Despite new evidence showing popular resistance to the Soviet invasion of Afghanistan far beyond anything anticipated by Moscow, the widening split in the Western alliance is making it difficult for President Carter to exploit what ought to be an opportunity against the Kremlin.
The evidence is clear: rapid disintegration and unreliability of the Soviet-controlled Afghan army, assassination of Soviet and pro-Soviet officials, rising Russian casualties.
But Western Europe -- especially France and West Germany -- shows no liking for any muscled response to the December 1979 invasion despite storng pressure from Carter. Thus, the Kremlin can bide its time in achieving control over 15 million Afghans. There is nothing standing in the way.
"A major benefit for Moscow is discovering they can do this Afghan invasion without the Europeans rising up," one administration official told us. "That quite a discovery."
President Carter had to beg, cajole and genuflect to win even the marginally thin support he has gained from America's NATO allies. Only West Germany has boycotted the Moscow Olympics, and none of the Europeans likes Carter's effort to block sophisticated industrial equipment for the Russians.

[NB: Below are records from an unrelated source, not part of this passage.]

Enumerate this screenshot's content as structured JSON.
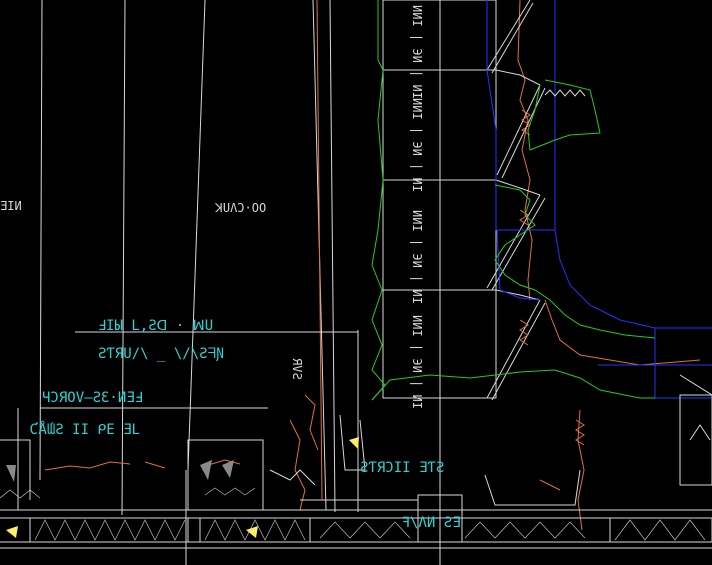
{
  "colors": {
    "background": "#000000",
    "linework": "#d8d8d8",
    "green_outline": "#22cc22",
    "blue_outline": "#2233ff",
    "orange_markup": "#e0703a",
    "cyan_labels": "#2ad4d4",
    "marker_fill": "#ffee66"
  },
  "icons": {
    "marker": "yellow-marker-icon",
    "arrowhead": "gray-arrowhead-icon"
  },
  "labels": {
    "cyan_1": "ℲIЫ L,Ƨᗡ · ꟽU",
    "cyan_2": "ƧƬЯU/\\ _ \\/\\ƧᖷƝ",
    "cyan_3": "ЧƆЯOV–ƧƐ·ИƎℲ",
    "cyan_4": "ƇǺƜƧ II ᑭE ƎL",
    "cyan_5": "ƧƬЯƆII ƎƬƧ",
    "cyan_6": "ꟻ\\ΛИ ƧƎ",
    "white_1": "ꓘUɅƆ·OO",
    "white_2": "ƎIИ",
    "white_3": "ИИI | ЭИ | ИI",
    "white_4": "ИИI | ЭИ | ИI",
    "white_5": "ИИI | ЭИ | ИI",
    "white_6": "ИИI | ЭИ | ИI",
    "white_7": "ЯVƧ"
  }
}
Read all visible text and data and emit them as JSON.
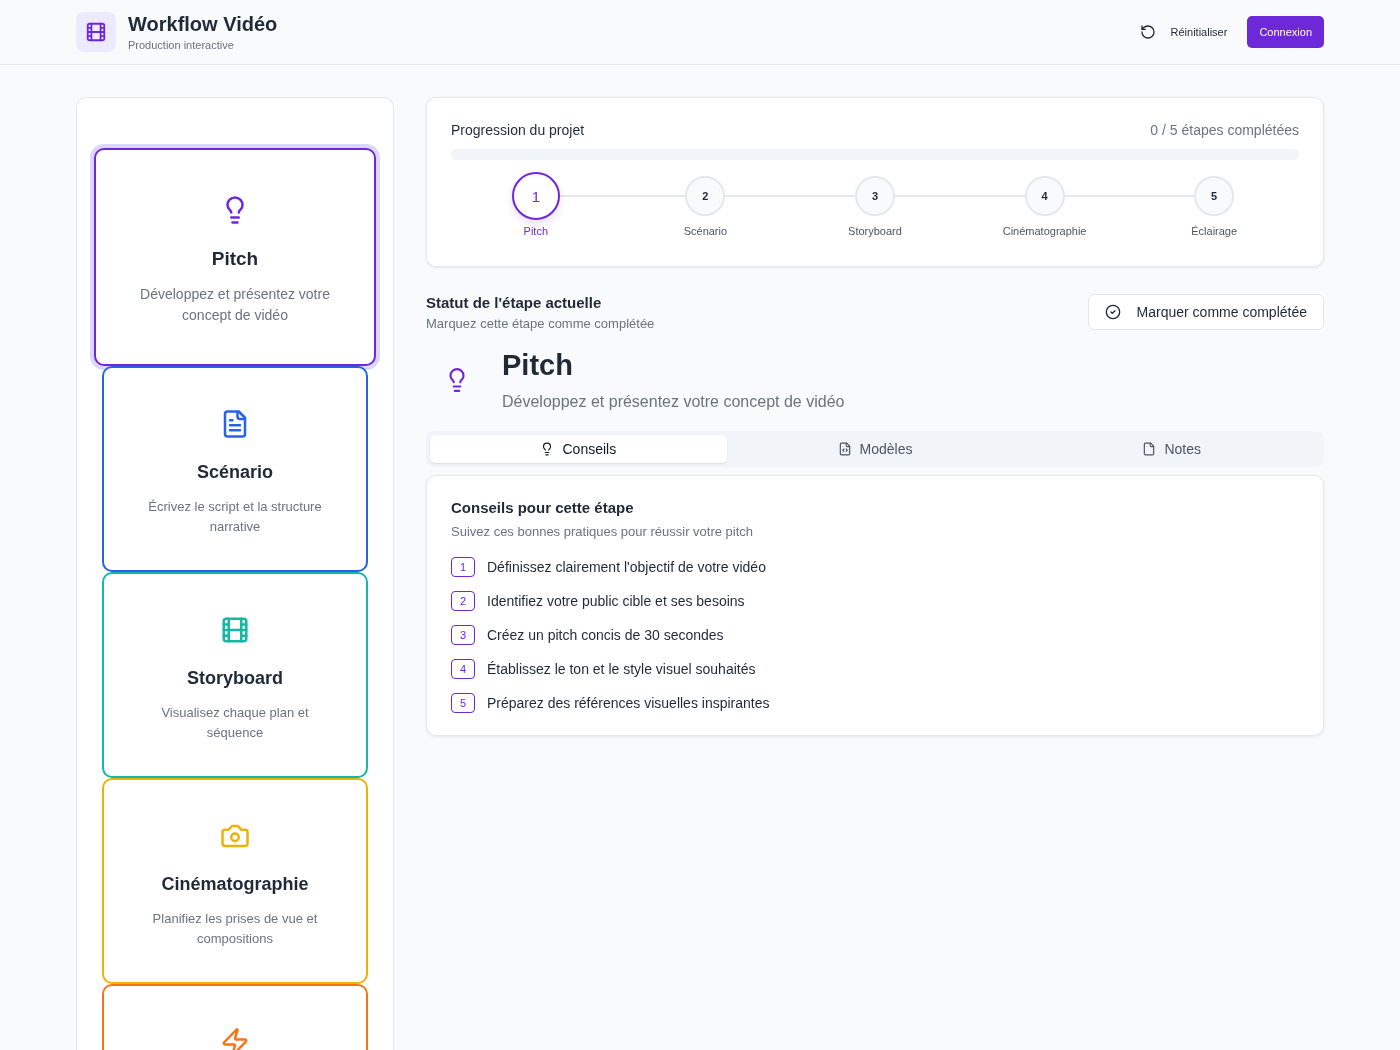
{
  "header": {
    "app_title": "Workflow Vidéo",
    "app_subtitle": "Production interactive",
    "reset_label": "Réinitialiser",
    "login_label": "Connexion"
  },
  "sidebar": {
    "cards": [
      {
        "kind": "bulb",
        "color": "#6d28d9",
        "title": "Pitch",
        "description": "Développez et présentez votre concept de vidéo",
        "selected": true
      },
      {
        "kind": "document",
        "color": "#2563eb",
        "title": "Scénario",
        "description": "Écrivez le script et la structure narrative",
        "selected": false
      },
      {
        "kind": "film",
        "color": "#14b8a6",
        "title": "Storyboard",
        "description": "Visualisez chaque plan et séquence",
        "selected": false
      },
      {
        "kind": "camera",
        "color": "#eab308",
        "title": "Cinématographie",
        "description": "Planifiez les prises de vue et compositions",
        "selected": false
      },
      {
        "kind": "bolt",
        "color": "#f97316",
        "selected": false
      }
    ]
  },
  "progress": {
    "title": "Progression du projet",
    "count": "0 / 5 étapes complétées",
    "level": 0,
    "steps": [
      {
        "number": "1",
        "label": "Pitch",
        "selected": true
      },
      {
        "number": "2",
        "label": "Scénario",
        "selected": false
      },
      {
        "number": "3",
        "label": "Storyboard",
        "selected": false
      },
      {
        "number": "4",
        "label": "Cinématographie",
        "selected": false
      },
      {
        "number": "5",
        "label": "Éclairage",
        "selected": false
      }
    ]
  },
  "status": {
    "title": "Statut de l'étape actuelle",
    "subtitle": "Marquez cette étape comme complétée",
    "button": "Marquer comme complétée"
  },
  "current_step": {
    "kind": "bulb",
    "title": "Pitch",
    "description": "Développez et présentez votre concept de vidéo"
  },
  "tabs": [
    {
      "kind": "bulb",
      "label": "Conseils",
      "selected": true
    },
    {
      "kind": "file-code",
      "label": "Modèles",
      "selected": false
    },
    {
      "kind": "file",
      "label": "Notes",
      "selected": false
    }
  ],
  "tips": {
    "title": "Conseils pour cette étape",
    "subtitle": "Suivez ces bonnes pratiques pour réussir votre pitch",
    "items": [
      {
        "number": "1",
        "text": "Définissez clairement l'objectif de votre vidéo"
      },
      {
        "number": "2",
        "text": "Identifiez votre public cible et ses besoins"
      },
      {
        "number": "3",
        "text": "Créez un pitch concis de 30 secondes"
      },
      {
        "number": "4",
        "text": "Établissez le ton et le style visuel souhaités"
      },
      {
        "number": "5",
        "text": "Préparez des références visuelles inspirantes"
      }
    ]
  }
}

Carter's own response to the invasion was mild enough, particularly in view of his hot rhetoric. But at least the president was realistic enough to withdraw his cherished Strategic Arms Limitation Treaty from the Senate and, in effect, to decree a temporary end to dentente.

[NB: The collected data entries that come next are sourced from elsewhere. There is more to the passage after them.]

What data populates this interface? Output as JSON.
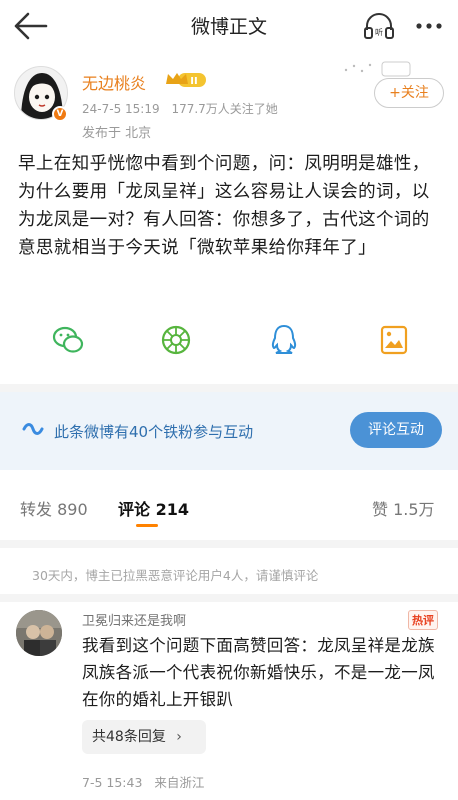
{
  "header": {
    "title": "微博正文",
    "listen_icon_label": "听",
    "icons": [
      "back-arrow-icon",
      "listen-icon",
      "more-icon"
    ]
  },
  "author": {
    "name": "无边桃炎",
    "level_badge": "II",
    "date": "24-7-5 15:19",
    "followers": "177.7万人关注了她",
    "location": "发布于 北京",
    "follow_label": "+关注",
    "name_color": "#e8801f"
  },
  "post": {
    "text": "早上在知乎恍惚中看到个问题，问：凤明明是雄性，为什么要用「龙凤呈祥」这么容易让人误会的词，以为龙凤是一对？有人回答：你想多了，古代这个词的意思就相当于今天说「微软苹果给你拜年了」"
  },
  "share": {
    "icons": [
      "wechat-icon",
      "moments-icon",
      "qq-icon",
      "save-image-icon"
    ]
  },
  "fans_banner": {
    "text": "此条微博有40个铁粉参与互动",
    "button_label": "评论互动",
    "accent": "#4b92d6"
  },
  "tabs": {
    "repost_label": "转发",
    "repost_count": "890",
    "comment_label": "评论",
    "comment_count": "214",
    "like_label": "赞",
    "like_count": "1.5万",
    "accent": "#ff8200"
  },
  "notice": {
    "text": "30天内，博主已拉黑恶意评论用户4人，请谨慎评论"
  },
  "comment": {
    "username": "卫冕归来还是我啊",
    "tag": "热评",
    "text": "我看到这个问题下面高赞回答：龙凤呈祥是龙族凤族各派一个代表祝你新婚快乐，不是一龙一凤在你的婚礼上开银趴",
    "replies_label": "共48条回复",
    "time": "7-5 15:43",
    "source": "来自浙江"
  }
}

In contrast, his allies want to shrug off the invasion as of no real concern and get about their money-making business of even more trade with the East. But now, considering the continued political and military resistance in Afghanistan, is the time to press Western demands to get out. Carter knows that the European "cover" position -- that the Kremlin can soon be persuaded to let Afghanistan revert to its historic neutrality -- is fradulent.
That leaves hin in a different position to handle the most devasting setback to the West thus far in his administrtion. Without the full, aggressive support of Western Europe, Carter's policy is stuck on dead center. Considering what is actually happening on the ground in Afghanistan, This may be the last moment -- and certainly the most advantageous time -- to compel the Russians to cease and desist.

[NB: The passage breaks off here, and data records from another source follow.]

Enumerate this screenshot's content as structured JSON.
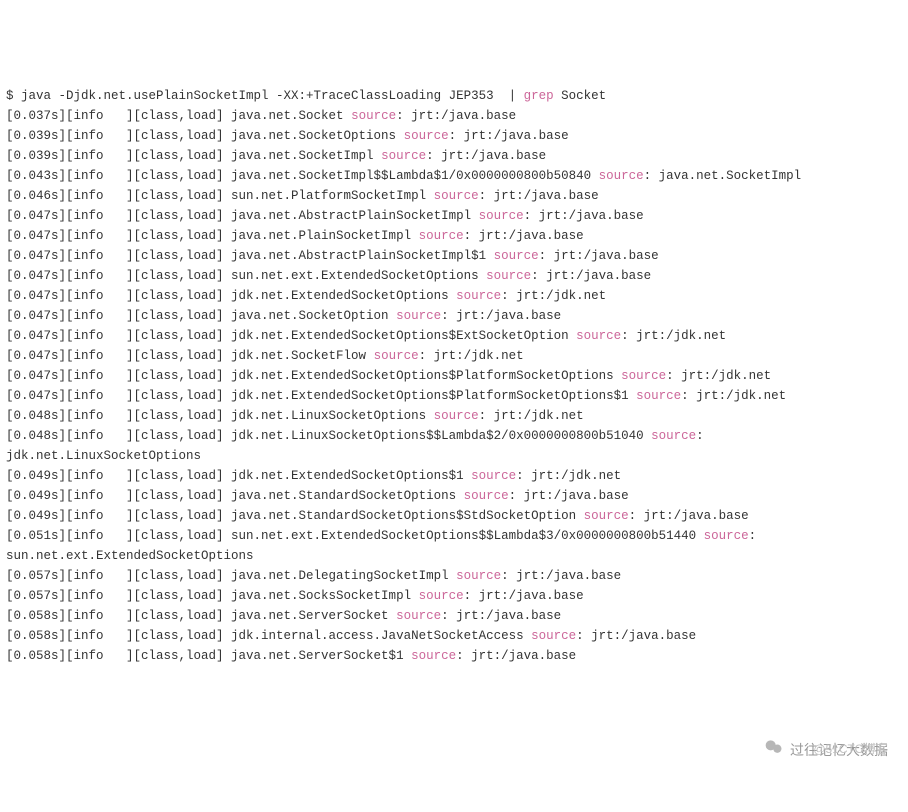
{
  "cmd": {
    "prompt": "$ ",
    "pre_grep": "java -Djdk.net.usePlainSocketImpl -XX:+TraceClassLoading JEP353  | ",
    "grep_kw": "grep",
    "post_grep": " Socket"
  },
  "kw_source": "source",
  "lines": [
    {
      "ts": "0.037s",
      "cls": "java.net.Socket",
      "src": "jrt:/java.base"
    },
    {
      "ts": "0.039s",
      "cls": "java.net.SocketOptions",
      "src": "jrt:/java.base"
    },
    {
      "ts": "0.039s",
      "cls": "java.net.SocketImpl",
      "src": "jrt:/java.base"
    },
    {
      "ts": "0.043s",
      "cls": "java.net.SocketImpl$$Lambda$1/0x0000000800b50840",
      "src": "java.net.SocketImpl"
    },
    {
      "ts": "0.046s",
      "cls": "sun.net.PlatformSocketImpl",
      "src": "jrt:/java.base"
    },
    {
      "ts": "0.047s",
      "cls": "java.net.AbstractPlainSocketImpl",
      "src": "jrt:/java.base"
    },
    {
      "ts": "0.047s",
      "cls": "java.net.PlainSocketImpl",
      "src": "jrt:/java.base"
    },
    {
      "ts": "0.047s",
      "cls": "java.net.AbstractPlainSocketImpl$1",
      "src": "jrt:/java.base"
    },
    {
      "ts": "0.047s",
      "cls": "sun.net.ext.ExtendedSocketOptions",
      "src": "jrt:/java.base"
    },
    {
      "ts": "0.047s",
      "cls": "jdk.net.ExtendedSocketOptions",
      "src": "jrt:/jdk.net"
    },
    {
      "ts": "0.047s",
      "cls": "java.net.SocketOption",
      "src": "jrt:/java.base"
    },
    {
      "ts": "0.047s",
      "cls": "jdk.net.ExtendedSocketOptions$ExtSocketOption",
      "src": "jrt:/jdk.net"
    },
    {
      "ts": "0.047s",
      "cls": "jdk.net.SocketFlow",
      "src": "jrt:/jdk.net"
    },
    {
      "ts": "0.047s",
      "cls": "jdk.net.ExtendedSocketOptions$PlatformSocketOptions",
      "src": "jrt:/jdk.net"
    },
    {
      "ts": "0.047s",
      "cls": "jdk.net.ExtendedSocketOptions$PlatformSocketOptions$1",
      "src": "jrt:/jdk.net"
    },
    {
      "ts": "0.048s",
      "cls": "jdk.net.LinuxSocketOptions",
      "src": "jrt:/jdk.net"
    },
    {
      "ts": "0.048s",
      "cls": "jdk.net.LinuxSocketOptions$$Lambda$2/0x0000000800b51040",
      "src": "jdk.net.LinuxSocketOptions",
      "wrap": true
    },
    {
      "ts": "0.049s",
      "cls": "jdk.net.ExtendedSocketOptions$1",
      "src": "jrt:/jdk.net"
    },
    {
      "ts": "0.049s",
      "cls": "java.net.StandardSocketOptions",
      "src": "jrt:/java.base"
    },
    {
      "ts": "0.049s",
      "cls": "java.net.StandardSocketOptions$StdSocketOption",
      "src": "jrt:/java.base"
    },
    {
      "ts": "0.051s",
      "cls": "sun.net.ext.ExtendedSocketOptions$$Lambda$3/0x0000000800b51440",
      "src": "sun.net.ext.ExtendedSocketOptions",
      "wrap": true
    },
    {
      "ts": "0.057s",
      "cls": "java.net.DelegatingSocketImpl",
      "src": "jrt:/java.base"
    },
    {
      "ts": "0.057s",
      "cls": "java.net.SocksSocketImpl",
      "src": "jrt:/java.base"
    },
    {
      "ts": "0.058s",
      "cls": "java.net.ServerSocket",
      "src": "jrt:/java.base"
    },
    {
      "ts": "0.058s",
      "cls": "jdk.internal.access.JavaNetSocketAccess",
      "src": "jrt:/java.base"
    },
    {
      "ts": "0.058s",
      "cls": "java.net.ServerSocket$1",
      "src": "jrt:/java.base"
    }
  ],
  "watermark": {
    "main": "过往记忆大数据",
    "sub": "@51CTO博客"
  }
}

The Soviet efforts to control the disintegrating Afghan army is less difficult than coping with the split within the controlling Communist Party. One administration report claims that "if the present uneasy truce" between the two feuding factions continues, "there could be another major upheaval," ending all pretense that an Afghan government exists.
In fact, it does not exist. Administration officials are now "completely subservient and responsive" to Soviet ambassadors in each capital of the world.
It is no wonder, then that Kremlin planning today does not even contemplate any future withdrawal from Afghanistan: if the Russians went home, anti-Soviet insurrection would take over. To counter this, the Soviet occupiers are trying to brainwash Afghan youth with new Soviet-style textbooks, molding education to fit Moscow's view of history in hope of building a pro-Soviet generation for the future.
Evidence that the Russians are digging in for the long haul is pervasive: the first Soviet railroad to Kabul is being constructed; two permanent bridges are replacing the pontoons that carried Soviet troops into their bloody invasion over the river along the Soviet-Afghan border; the tour of duty of Soviet troops in Afghanistan has just been extended to two years; fuel storage bladders are being replaced by extensive underground storage facilities.
Tapi Tajbek Palace, where Soviet gunmen assassinated President Amin Dec. 29 as the invasion hit high gear, is being cleaned up and renovated. The new occupant of this historic Afghan treasure: a Soviet command headquarters to run the country.
Carter administration officials discount reports that a major reinforcement of the 85,000 Soviet troops fighting in Afghanistan is about to occur. With the West split in its response to the first case of military aggression outside the Warsaw Pact since World War II, the Kremlin can proceed slowly. It wants no bad headlines until the Olympics have finished celebrating the just and peacful nature of Soviet foreign policy.
In truth, Soviet subjugation of Afghanistan, slow or fast, would have been impossible against a West that was united, militarily prepared and armed with a common strategy for dealing with the Russians. Since none of those three conditions exist, it matters little whether Moscow encounters times in Afghanistan, a fact of utmost gravity in the struggle for world preeminence.